While insignificant, there is a trend toward decreased diagnostic yield with an increasing number of samples taken during biopsy in our analyses. This finding is somewhat anti-intuitive in light of reports demonstrating that increased number of samples taken during a biopsy improves sampling of the abnormal tissue, thereby increasing diagnostic yield [17]. We believe that the findings presented by these studies are robust and sound. Plausible interpretations of our finding in this context include: (1) increased biopsy number represent intra-operative decisions of additional samples secured in response to non-diagnostic samples, which can result from challenging pathologies [54, 55], or from sub-optimal biopsy trajectories/sites [19, 56], or, (2) the finding may reflect institutional variation in pathology expertise in the interpretation of biopsy samples. Needle biopsy samples are typically limited. As such, neuropathology expertise influences the likelihood for definitive diagnosis [3].

This study represents the first of its kind to assess morbidity risk as a function of the number of samples taken during stereotactic needle biopsies. Given the state of the current literature in this arena and the low morbidity of the procedure, we feel that meta-analysis of the aggregate literature is necessary to provide sufficient statistical power to address the question. However, our study design bears a number of intrinsic limitations. First, by nature, this meta-analysis incorporates studies involving surgeons with distinct preferences, differing institutional practice patterns, and varied reporting biases.
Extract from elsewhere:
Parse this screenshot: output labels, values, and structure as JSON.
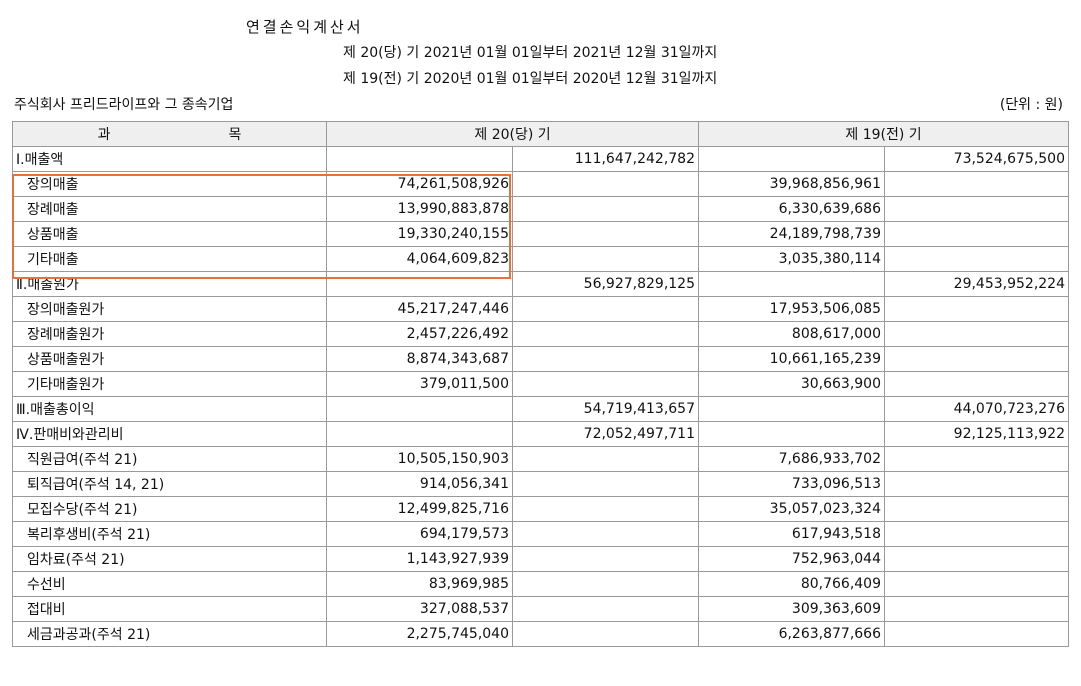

The lesions biopsies in the various studies also straddle a wide geographic distribution in the cerebrum. Despite these sources for heterogeneity, cumulative meta-analyses and sensitivity analysis demonstrated sufficient homogeneity for this meta-analysis. Second, the mean diameter of the lesions biopsied in the various studies collated here is uniformly > 3 cm. While larger lesions with increased vascularity may increase the risk of hemorrhage, there is a greater likelihood of “missing” the lesion or limited sampling for the smaller lesions. Thus, whether the results proposed here are applicable to biopsies of smaller lesions remains an open question. Finally, prospective validation of the results of this meta-analysis described here is warranted. Design of such studies should take into consideration technologies that aid in the safety of needle biopsies [56, 57], tools that augment diagnostic yield [35, 58, 59], and algorithms for optimal target selection [60].

Conclusions

Meta-analysis of the available literature on stereotactic needle biopsy revealed a morbidity model where risk is non-linearly associated with the number of samples taken, with significant risk escalation beyond a threshold in the number of samples taken.